Dengan susah-payah agar tidak menjatuhkan Ollie dari gendongannya, Karina buru-buru memanjat palang besi itu. Dengan jantung berdebar keras, dilihatnya mahluk-mahluk itu berlompatan, mengeroyok Willem dari segala arah. Lelaki itu melayangkan senyum padanya sebelum menghadapi para penyerangnya dengan berani. Karina setengah mati menahan jeritannya. Wajahnya basah oleh air mata, lalu ia mulai berlari.

Suara riuh perkelahian, raungan, dan geraman mengiringi langkahnya sampai jauh.
*****
“Sebenarnya apa yang kaucari di sini, Karina?” tanya Eyang.

Karina hanya bisa menatap Eyang.

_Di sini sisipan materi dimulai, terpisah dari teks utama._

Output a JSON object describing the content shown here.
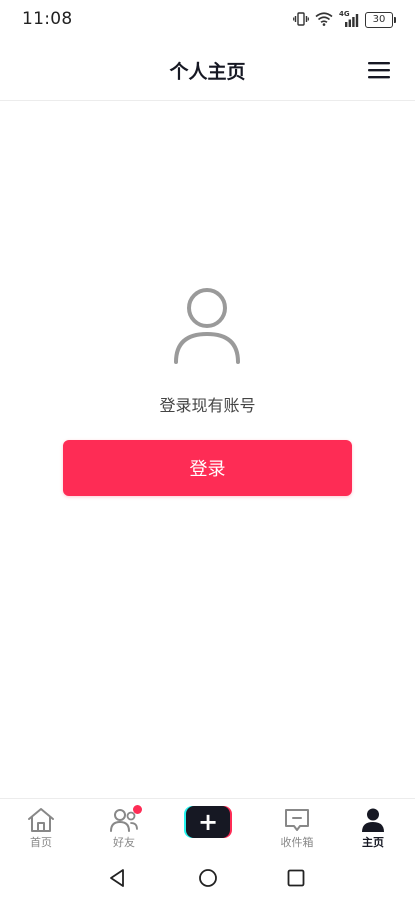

Ia berharap bisa menjawab pertanyaan sederhana itu. Lelaki sepuh itu menatapnya dengan iba bercampur sayang. Sebenarnya Eyang Kakung berhak kesal, karena sudah tak terhitung kali Karina memintanya menemaninya kembali ke portal itu, namun sesampainya di situ, Karina malah memandangi hutan pinus dengan pandangan kosong.

Hari ini hari terakhir Karina tinggal di rumah Eyang, untuk tinggal bersama Mama.

Sebisa mungkin Karina ingin berpamitan dengan Willem. Mengucapkan selamat tinggal pada kenangan hari itu ketika ia tersesat di hutan pinus.

Tapi ia tak kunjung menemukan alasan untuk membenarkan kehadirannya di situ. Ia tak kunjung menemukan kata-kata untuk Willem andai mereka bertemu. Tak kunjung menemukan sedikitpun tanda-tanda bahwa lelaki itu juga mengingatnya.

Karina mendesah. Ia masih bisa melihat sosok Willem di tengah serbuan mahluk-mahluk buas itu, bahkan ketika ia memejamkan mata. Masih belum bisa melupakan senyum lelaki itu. Seakan-akan apa yang dilihatnya malam itu diterakan di dalam kelopak matanya. Ingatan akan suara raungan dan geraman itu juga masih membuatnya terbangun di tengah malam.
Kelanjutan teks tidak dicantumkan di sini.